Мир как война с обоюдным участием Пушкина и Толстого увиден глазами молодого варвара-Маяковского в предвоенном, зимнем, начала 1914 года, стихотворении “Еще Петербург”:
В ушах обрывки теплого бала,
А с севера – снега седей –
Туман, с кровожадным лицом каннибала,
Жевал невкусных людей.
Часы нависали, как грубая брань,
За пятым навис шестой.
А с неба смотрела какая-то дрянь
Величественно, как Лев Толстой.
(I, 63)
Меньше, чем на Бога, Маяковский, конечно, не замахивался. “Какую-то дрянь”, которая смотрит то ли с неба, то ли “с крыш” (в первой публикации), мы и воспринимаем как богохульство. Но Маяковский борется еще с двумя божествами, литературными – с названным Толстым и неназванным каннибалом Ганнибалом-Пушкиным. Именно так описан Пушкин и в хлебниковском “Одиноком лицедее”.

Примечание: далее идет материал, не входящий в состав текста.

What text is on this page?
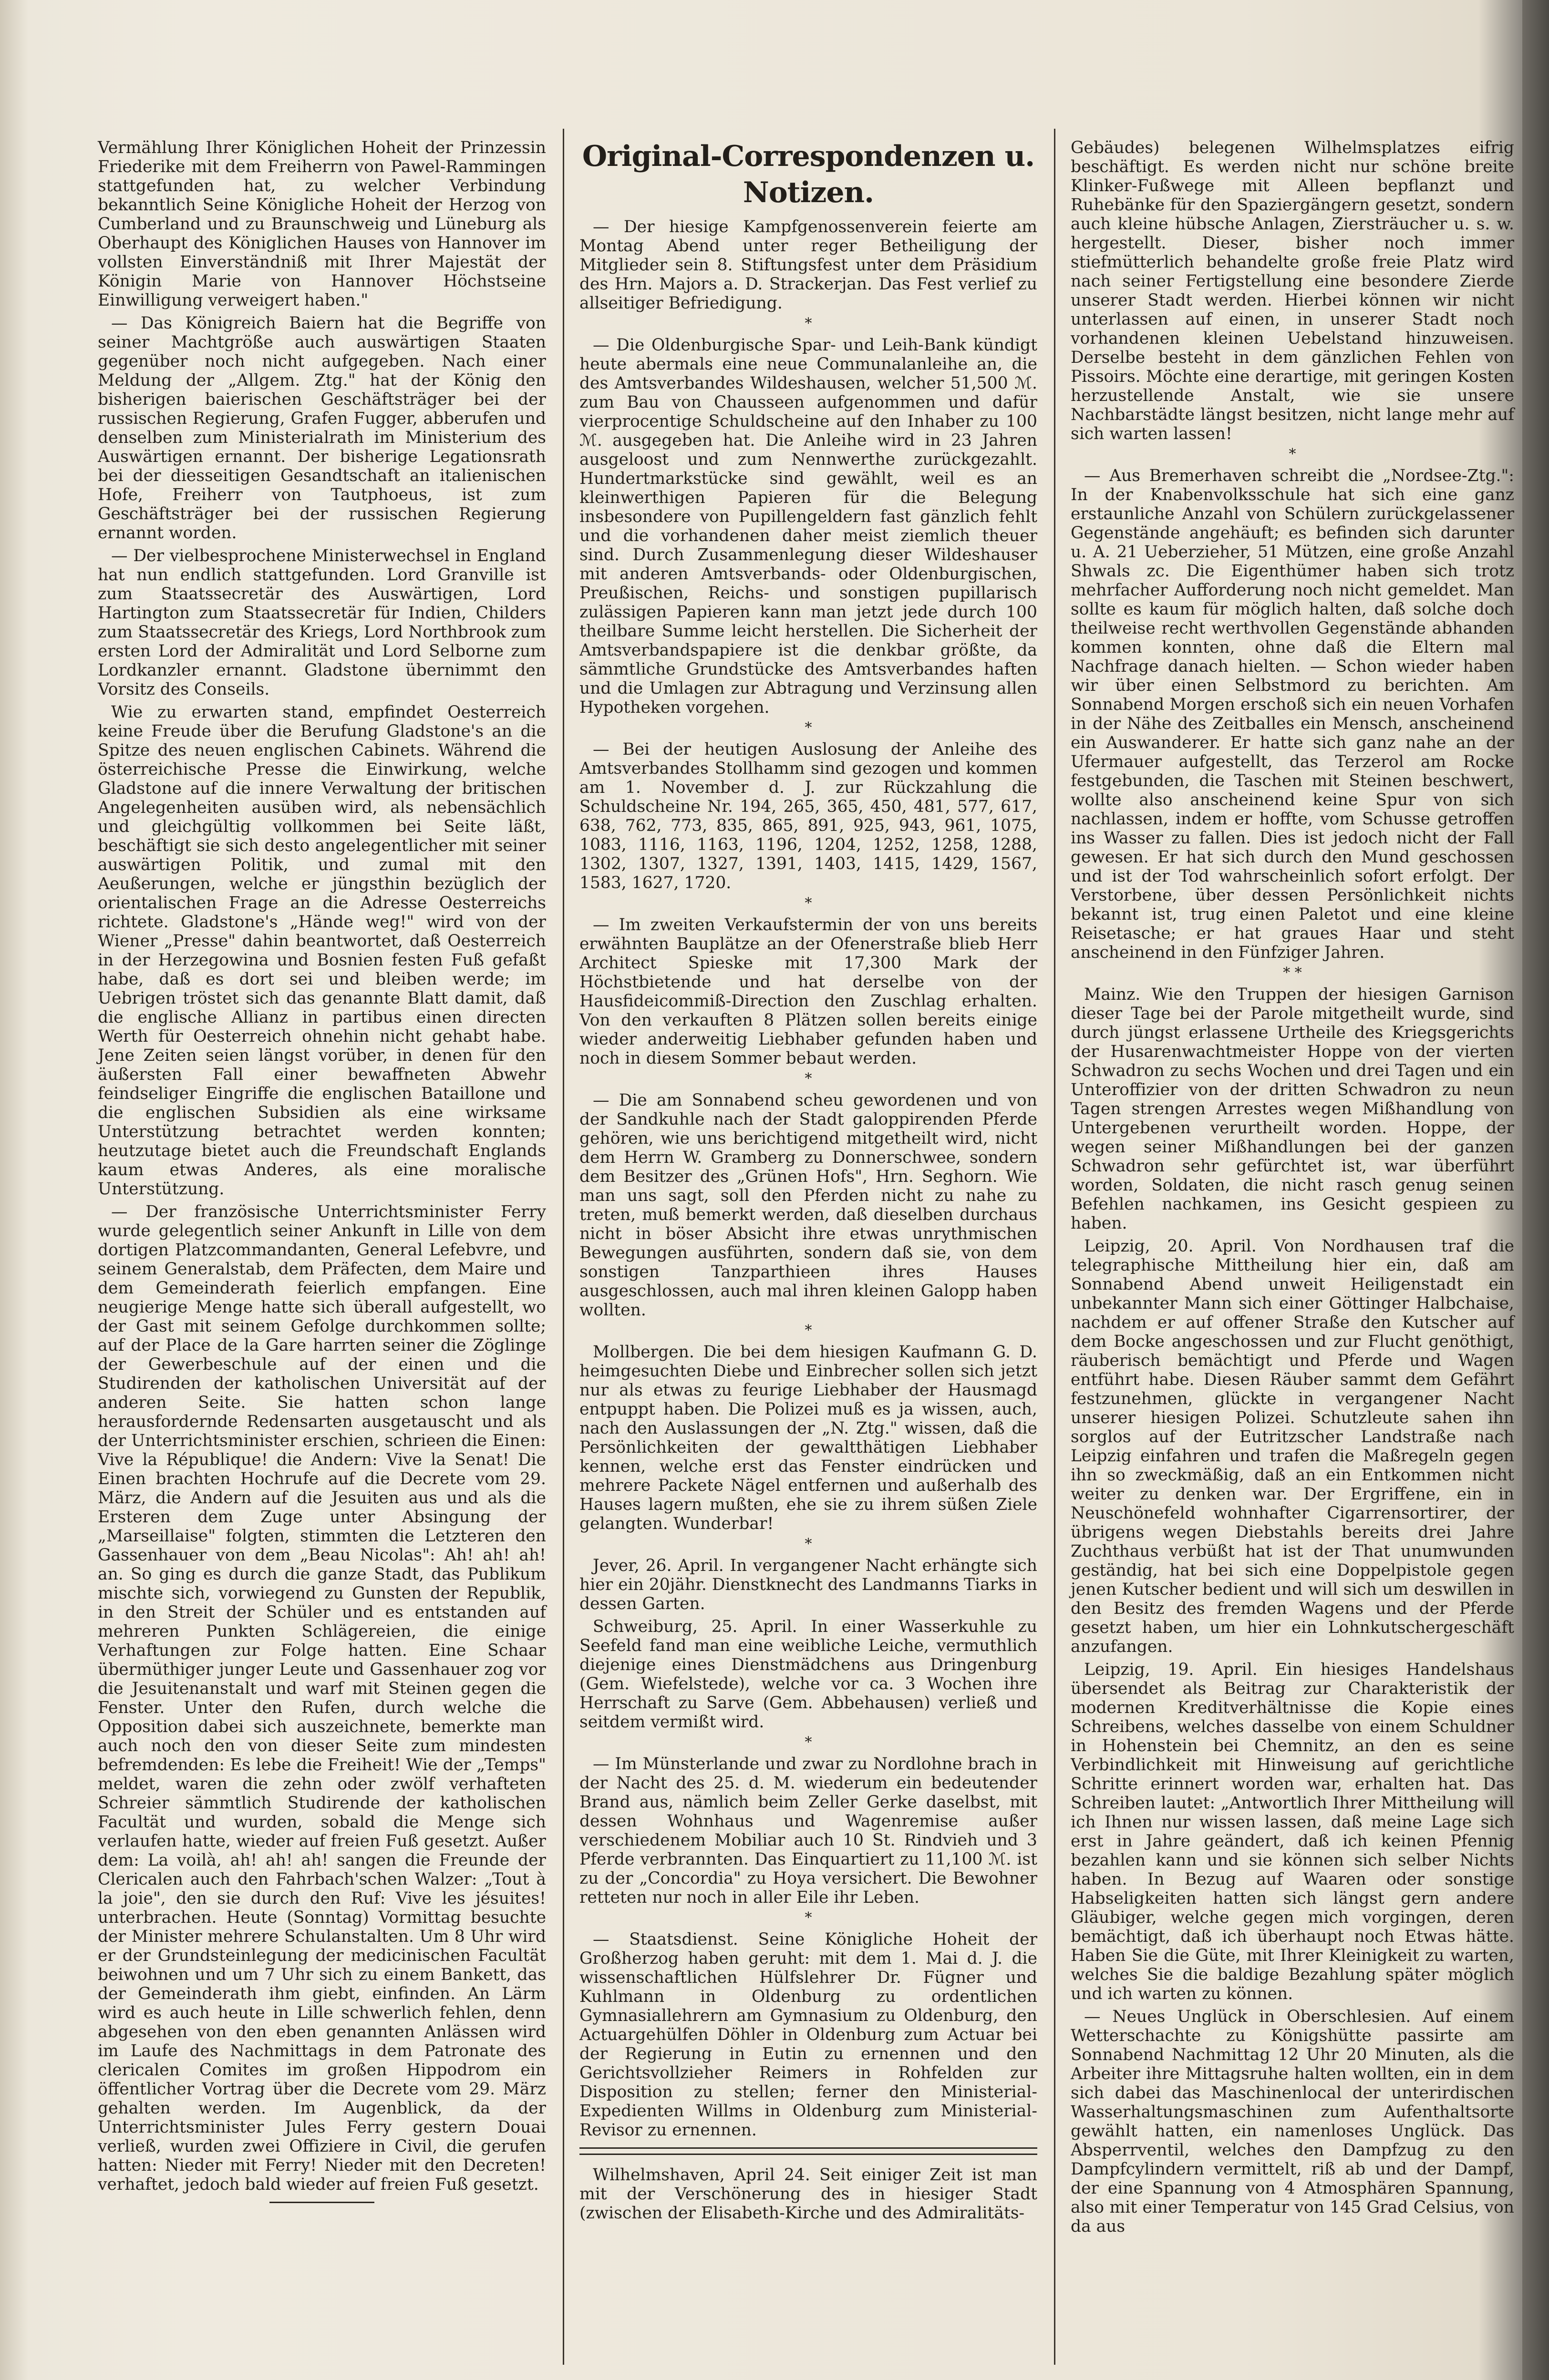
Vermählung Ihrer Königlichen Hoheit der Prinzessin Friederike mit dem Freiherrn von Pawel-Rammingen stattgefunden hat, zu welcher Verbindung bekanntlich Seine Königliche Hoheit der Herzog von Cumberland und zu Braunschweig und Lüneburg als Oberhaupt des Königlichen Hauses von Hannover im vollsten Einverständniß mit Ihrer Majestät der Königin Marie von Hannover Höchstseine Einwilligung verweigert haben."

— Das Königreich Baiern hat die Begriffe von seiner Machtgröße auch auswärtigen Staaten gegenüber noch nicht aufgegeben. Nach einer Meldung der „Allgem. Ztg." hat der König den bisherigen baierischen Geschäftsträger bei der russischen Regierung, Grafen Fugger, abberufen und denselben zum Ministerialrath im Ministerium des Auswärtigen ernannt. Der bisherige Legationsrath bei der diesseitigen Gesandtschaft an italienischen Hofe, Freiherr von Tautphoeus, ist zum Geschäftsträger bei der russischen Regierung ernannt worden.

— Der vielbesprochene Ministerwechsel in England hat nun endlich stattgefunden. Lord Granville ist zum Staatssecretär des Auswärtigen, Lord Hartington zum Staatssecretär für Indien, Childers zum Staatssecretär des Kriegs, Lord Northbrook zum ersten Lord der Admiralität und Lord Selborne zum Lordkanzler ernannt. Gladstone übernimmt den Vorsitz des Conseils.

Wie zu erwarten stand, empfindet Oesterreich keine Freude über die Berufung Gladstone's an die Spitze des neuen englischen Cabinets. Während die österreichische Presse die Einwirkung, welche Gladstone auf die innere Verwaltung der britischen Angelegenheiten ausüben wird, als nebensächlich und gleichgültig vollkommen bei Seite läßt, beschäftigt sie sich desto angelegentlicher mit seiner auswärtigen Politik, und zumal mit den Aeußerungen, welche er jüngsthin bezüglich der orientalischen Frage an die Adresse Oesterreichs richtete. Gladstone's „Hände weg!" wird von der Wiener „Presse" dahin beantwortet, daß Oesterreich in der Herzegowina und Bosnien festen Fuß gefaßt habe, daß es dort sei und bleiben werde; im Uebrigen tröstet sich das genannte Blatt damit, daß die englische Allianz in partibus einen directen Werth für Oesterreich ohnehin nicht gehabt habe. Jene Zeiten seien längst vorüber, in denen für den äußersten Fall einer bewaffneten Abwehr feindseliger Eingriffe die englischen Bataillone und die englischen Subsidien als eine wirksame Unterstützung betrachtet werden konnten; heutzutage bietet auch die Freundschaft Englands kaum etwas Anderes, als eine moralische Unterstützung.

— Der französische Unterrichtsminister Ferry wurde gelegentlich seiner Ankunft in Lille von dem dortigen Platzcommandanten, General Lefebvre, und seinem Generalstab, dem Präfecten, dem Maire und dem Gemeinderath feierlich empfangen. Eine neugierige Menge hatte sich überall aufgestellt, wo der Gast mit seinem Gefolge durchkommen sollte; auf der Place de la Gare harrten seiner die Zöglinge der Gewerbeschule auf der einen und die Studirenden der katholischen Universität auf der anderen Seite. Sie hatten schon lange herausfordernde Redensarten ausgetauscht und als der Unterrichtsminister erschien, schrieen die Einen: Vive la République! die Andern: Vive la Senat! Die Einen brachten Hochrufe auf die Decrete vom 29. März, die Andern auf die Jesuiten aus und als die Ersteren dem Zuge unter Absingung der „Marseillaise" folgten, stimmten die Letzteren den Gassenhauer von dem „Beau Nicolas": Ah! ah! ah! an. So ging es durch die ganze Stadt, das Publikum mischte sich, vorwiegend zu Gunsten der Republik, in den Streit der Schüler und es entstanden auf mehreren Punkten Schlägereien, die einige Verhaftungen zur Folge hatten. Eine Schaar übermüthiger junger Leute und Gassenhauer zog vor die Jesuitenanstalt und warf mit Steinen gegen die Fenster. Unter den Rufen, durch welche die Opposition dabei sich auszeichnete, bemerkte man auch noch den von dieser Seite zum mindesten befremdenden: Es lebe die Freiheit! Wie der „Temps" meldet, waren die zehn oder zwölf verhafteten Schreier sämmtlich Studirende der katholischen Facultät und wurden, sobald die Menge sich verlaufen hatte, wieder auf freien Fuß gesetzt. Außer dem: La voilà, ah! ah! ah! sangen die Freunde der Clericalen auch den Fahrbach'schen Walzer: „Tout à la joie", den sie durch den Ruf: Vive les jésuites! unterbrachen. Heute (Sonntag) Vormittag besuchte der Minister mehrere Schulanstalten. Um 8 Uhr wird er der Grundsteinlegung der medicinischen Facultät beiwohnen und um 7 Uhr sich zu einem Bankett, das der Gemeinderath ihm giebt, einfinden. An Lärm wird es auch heute in Lille schwerlich fehlen, denn abgesehen von den eben genannten Anlässen wird im Laufe des Nachmittags in dem Patronate des clericalen Comites im großen Hippodrom ein öffentlicher Vortrag über die Decrete vom 29. März gehalten werden. Im Augenblick, da der Unterrichtsminister Jules Ferry gestern Douai verließ, wurden zwei Offiziere in Civil, die gerufen hatten: Nieder mit Ferry! Nieder mit den Decreten! verhaftet, jedoch bald wieder auf freien Fuß gesetzt.

Original-Correspondenzen u. Notizen.

— Der hiesige Kampfgenossenverein feierte am Montag Abend unter reger Betheiligung der Mitglieder sein 8. Stiftungsfest unter dem Präsidium des Hrn. Majors a. D. Strackerjan. Das Fest verlief zu allseitiger Befriedigung.

*

— Die Oldenburgische Spar- und Leih-Bank kündigt heute abermals eine neue Communalanleihe an, die des Amtsverbandes Wildeshausen, welcher 51,500 ℳ. zum Bau von Chausseen aufgenommen und dafür vierprocentige Schuldscheine auf den Inhaber zu 100 ℳ. ausgegeben hat. Die Anleihe wird in 23 Jahren ausgeloost und zum Nennwerthe zurückgezahlt. Hundertmarkstücke sind gewählt, weil es an kleinwerthigen Papieren für die Belegung insbesondere von Pupillengeldern fast gänzlich fehlt und die vorhandenen daher meist ziemlich theuer sind. Durch Zusammenlegung dieser Wildeshauser mit anderen Amtsverbands- oder Oldenburgischen, Preußischen, Reichs- und sonstigen pupillarisch zulässigen Papieren kann man jetzt jede durch 100 theilbare Summe leicht herstellen. Die Sicherheit der Amtsverbandspapiere ist die denkbar größte, da sämmtliche Grundstücke des Amtsverbandes haften und die Umlagen zur Abtragung und Verzinsung allen Hypotheken vorgehen.

*

— Bei der heutigen Auslosung der Anleihe des Amtsverbandes Stollhamm sind gezogen und kommen am 1. November d. J. zur Rückzahlung die Schuldscheine Nr. 194, 265, 365, 450, 481, 577, 617, 638, 762, 773, 835, 865, 891, 925, 943, 961, 1075, 1083, 1116, 1163, 1196, 1204, 1252, 1258, 1288, 1302, 1307, 1327, 1391, 1403, 1415, 1429, 1567, 1583, 1627, 1720.

*

— Im zweiten Verkaufstermin der von uns bereits erwähnten Bauplätze an der Ofenerstraße blieb Herr Architect Spieske mit 17,300 Mark der Höchstbietende und hat derselbe von der Hausfideicommiß-Direction den Zuschlag erhalten. Von den verkauften 8 Plätzen sollen bereits einige wieder anderweitig Liebhaber gefunden haben und noch in diesem Sommer bebaut werden.

*

— Die am Sonnabend scheu gewordenen und von der Sandkuhle nach der Stadt galoppirenden Pferde gehören, wie uns berichtigend mitgetheilt wird, nicht dem Herrn W. Gramberg zu Donnerschwee, sondern dem Besitzer des „Grünen Hofs", Hrn. Seghorn. Wie man uns sagt, soll den Pferden nicht zu nahe zu treten, muß bemerkt werden, daß dieselben durchaus nicht in böser Absicht ihre etwas unrythmischen Bewegungen ausführten, sondern daß sie, von dem sonstigen Tanzparthieen ihres Hauses ausgeschlossen, auch mal ihren kleinen Galopp haben wollten.

*

Mollbergen. Die bei dem hiesigen Kaufmann G. D. heimgesuchten Diebe und Einbrecher sollen sich jetzt nur als etwas zu feurige Liebhaber der Hausmagd entpuppt haben. Die Polizei muß es ja wissen, auch, nach den Auslassungen der „N. Ztg." wissen, daß die Persönlichkeiten der gewaltthätigen Liebhaber kennen, welche erst das Fenster eindrücken und mehrere Packete Nägel entfernen und außerhalb des Hauses lagern mußten, ehe sie zu ihrem süßen Ziele gelangten. Wunderbar!

*

Jever, 26. April. In vergangener Nacht erhängte sich hier ein 20jähr. Dienstknecht des Landmanns Tiarks in dessen Garten.

Schweiburg, 25. April. In einer Wasserkuhle zu Seefeld fand man eine weibliche Leiche, vermuthlich diejenige eines Dienstmädchens aus Dringenburg (Gem. Wiefelstede), welche vor ca. 3 Wochen ihre Herrschaft zu Sarve (Gem. Abbehausen) verließ und seitdem vermißt wird.

*

— Im Münsterlande und zwar zu Nordlohne brach in der Nacht des 25. d. M. wiederum ein bedeutender Brand aus, nämlich beim Zeller Gerke daselbst, mit dessen Wohnhaus und Wagenremise außer verschiedenem Mobiliar auch 10 St. Rindvieh und 3 Pferde verbrannten. Das Einquartiert zu 11,100 ℳ. ist zu der „Concordia" zu Hoya versichert. Die Bewohner retteten nur noch in aller Eile ihr Leben.

*

— Staatsdienst. Seine Königliche Hoheit der Großherzog haben geruht: mit dem 1. Mai d. J. die wissenschaftlichen Hülfslehrer Dr. Fügner und Kuhlmann in Oldenburg zu ordentlichen Gymnasiallehrern am Gymnasium zu Oldenburg, den Actuargehülfen Döhler in Oldenburg zum Actuar bei der Regierung in Eutin zu ernennen und den Gerichtsvollzieher Reimers in Rohfelden zur Disposition zu stellen; ferner den Ministerial-Expedienten Willms in Oldenburg zum Ministerial-Revisor zu ernennen.

Wilhelmshaven, April 24. Seit einiger Zeit ist man mit der Verschönerung des in hiesiger Stadt (zwischen der Elisabeth-Kirche und des Admiralitäts-

Gebäudes) belegenen Wilhelmsplatzes eifrig beschäftigt. Es werden nicht nur schöne breite Klinker-Fußwege mit Alleen bepflanzt und Ruhebänke für den Spaziergängern gesetzt, sondern auch kleine hübsche Anlagen, Ziersträucher u. s. w. hergestellt. Dieser, bisher noch immer stiefmütterlich behandelte große freie Platz wird nach seiner Fertigstellung eine besondere Zierde unserer Stadt werden. Hierbei können wir nicht unterlassen auf einen, in unserer Stadt noch vorhandenen kleinen Uebelstand hinzuweisen. Derselbe besteht in dem gänzlichen Fehlen von Pissoirs. Möchte eine derartige, mit geringen Kosten herzustellende Anstalt, wie sie unsere Nachbarstädte längst besitzen, nicht lange mehr auf sich warten lassen!

*

— Aus Bremerhaven schreibt die „Nordsee-Ztg.": In der Knabenvolksschule hat sich eine ganz erstaunliche Anzahl von Schülern zurückgelassener Gegenstände angehäuft; es befinden sich darunter u. A. 21 Ueberzieher, 51 Mützen, eine große Anzahl Shwals zc. Die Eigenthümer haben sich trotz mehrfacher Aufforderung noch nicht gemeldet. Man sollte es kaum für möglich halten, daß solche doch theilweise recht werthvollen Gegenstände abhanden kommen konnten, ohne daß die Eltern mal Nachfrage danach hielten. — Schon wieder haben wir über einen Selbstmord zu berichten. Am Sonnabend Morgen erschoß sich ein neuen Vorhafen in der Nähe des Zeitballes ein Mensch, anscheinend ein Auswanderer. Er hatte sich ganz nahe an der Ufermauer aufgestellt, das Terzerol am Rocke festgebunden, die Taschen mit Steinen beschwert, wollte also anscheinend keine Spur von sich nachlassen, indem er hoffte, vom Schusse getroffen ins Wasser zu fallen. Dies ist jedoch nicht der Fall gewesen. Er hat sich durch den Mund geschossen und ist der Tod wahrscheinlich sofort erfolgt. Der Verstorbene, über dessen Persönlichkeit nichts bekannt ist, trug einen Paletot und eine kleine Reisetasche; er hat graues Haar und steht anscheinend in den Fünfziger Jahren.

* *

Mainz. Wie den Truppen der hiesigen Garnison dieser Tage bei der Parole mitgetheilt wurde, sind durch jüngst erlassene Urtheile des Kriegsgerichts der Husarenwachtmeister Hoppe von der vierten Schwadron zu sechs Wochen und drei Tagen und ein Unteroffizier von der dritten Schwadron zu neun Tagen strengen Arrestes wegen Mißhandlung von Untergebenen verurtheilt worden. Hoppe, der wegen seiner Mißhandlungen bei der ganzen Schwadron sehr gefürchtet ist, war überführt worden, Soldaten, die nicht rasch genug seinen Befehlen nachkamen, ins Gesicht gespieen zu haben.

Leipzig, 20. April. Von Nordhausen traf die telegraphische Mittheilung hier ein, daß am Sonnabend Abend unweit Heiligenstadt ein unbekannter Mann sich einer Göttinger Halbchaise, nachdem er auf offener Straße den Kutscher auf dem Bocke angeschossen und zur Flucht genöthigt, räuberisch bemächtigt und Pferde und Wagen entführt habe. Diesen Räuber sammt dem Gefährt festzunehmen, glückte in vergangener Nacht unserer hiesigen Polizei. Schutzleute sahen ihn sorglos auf der Eutritzscher Landstraße nach Leipzig einfahren und trafen die Maßregeln gegen ihn so zweckmäßig, daß an ein Entkommen nicht weiter zu denken war. Der Ergriffene, ein in Neuschönefeld wohnhafter Cigarrensortirer, der übrigens wegen Diebstahls bereits drei Jahre Zuchthaus verbüßt hat ist der That unumwunden geständig, hat bei sich eine Doppelpistole gegen jenen Kutscher bedient und will sich um deswillen in den Besitz des fremden Wagens und der Pferde gesetzt haben, um hier ein Lohnkutschergeschäft anzufangen.

Leipzig, 19. April. Ein hiesiges Handelshaus übersendet als Beitrag zur Charakteristik der modernen Kreditverhältnisse die Kopie eines Schreibens, welches dasselbe von einem Schuldner in Hohenstein bei Chemnitz, an den es seine Verbindlichkeit mit Hinweisung auf gerichtliche Schritte erinnert worden war, erhalten hat. Das Schreiben lautet: „Antwortlich Ihrer Mittheilung will ich Ihnen nur wissen lassen, daß meine Lage sich erst in Jahre geändert, daß ich keinen Pfennig bezahlen kann und sie können sich selber Nichts haben. In Bezug auf Waaren oder sonstige Habseligkeiten hatten sich längst gern andere Gläubiger, welche gegen mich vorgingen, deren bemächtigt, daß ich überhaupt noch Etwas hätte. Haben Sie die Güte, mit Ihrer Kleinigkeit zu warten, welches Sie die baldige Bezahlung später möglich und ich warten zu können.

— Neues Unglück in Oberschlesien. Auf einem Wetterschachte zu Königshütte passirte am Sonnabend Nachmittag 12 Uhr 20 Minuten, als die Arbeiter ihre Mittagsruhe halten wollten, ein in dem sich dabei das Maschinenlocal der unterirdischen Wasserhaltungsmaschinen zum Aufenthaltsorte gewählt hatten, ein namenloses Unglück. Das Absperrventil, welches den Dampfzug zu den Dampfcylindern vermittelt, riß ab und der Dampf, der eine Spannung von 4 Atmosphären Spannung, also mit einer Temperatur von 145 Grad Celsius, von da aus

Тихий, незаметный Хлебников самовластно присваивает себе неизменность мерцания Полярной звезды, звание пера руки “ее светлости”, нагой иглы, обшивающей голь. Он пишет:
Не чертиком масленичным
Я раздуваю себя
До писка смешиного
И рожи плаксивой грудного ребенка. ‹…›
Руку свою подымаю
Сказать про опасность.
Далекий и бледный, но не ‹житейский›
Мною указан вам путь,
А не большими кострами
Для варки быка
На палубе вашей,
Вам знакомых и близких ‹….›
За то, что напомнил про звезды
И был сквозняком быта этих голяков
Не раз вы оставляли меня
И уносили мое платье,
Когда я переплывал проливы песни,
И хохотали, что я гол.
Вы же себя раздевали
Через несколько лет,
Не заметив во мне
Событий вершины,
Пера руки времен
За думой писателя.
Я одиноким врачом
В доме сумасшедших
Пел свои песни-лекар‹ства›.
май-июнь 1922 (III, 311)
Голый король-дитя, сам указующий перстом на себя и одновременно – вдаль и ввысь. На чем настаивает Хлебников? Поэт – шпиц на куполе, репер на вершине горы. Он может быть голым и нищим, он может падать и затем опять взбираться на небосклон наречий, достигая кормчей звезды Севера. Земля – шар, поэт – кий. Это мужеское начало поэзии – здесь язык колокола, рука с пером. Стихотворение категорически настаивает на том, чем не должен быть поэт. А должен он голодным и голым нести хлебную плоть своего имени, песни – как лекарства, смех – как единственную свободу. Сам поэт предстает не надуваемым и сдуваемым масленичным шариком-чертиком, не кормом на палубе, даже не маяком на корме, а колокольным звоном (“за полблином целый блин”) этой Масленицы. Стихотворение относится к 1922 году, когда свобода уже утрачена, но поэт и из этой братской могилы восстает нищим Лазарем, воскресает Спасителем, чтобы звонить колоколом и нести “проливами песни” освобождение от “толпящегося писка” (Шершеневич).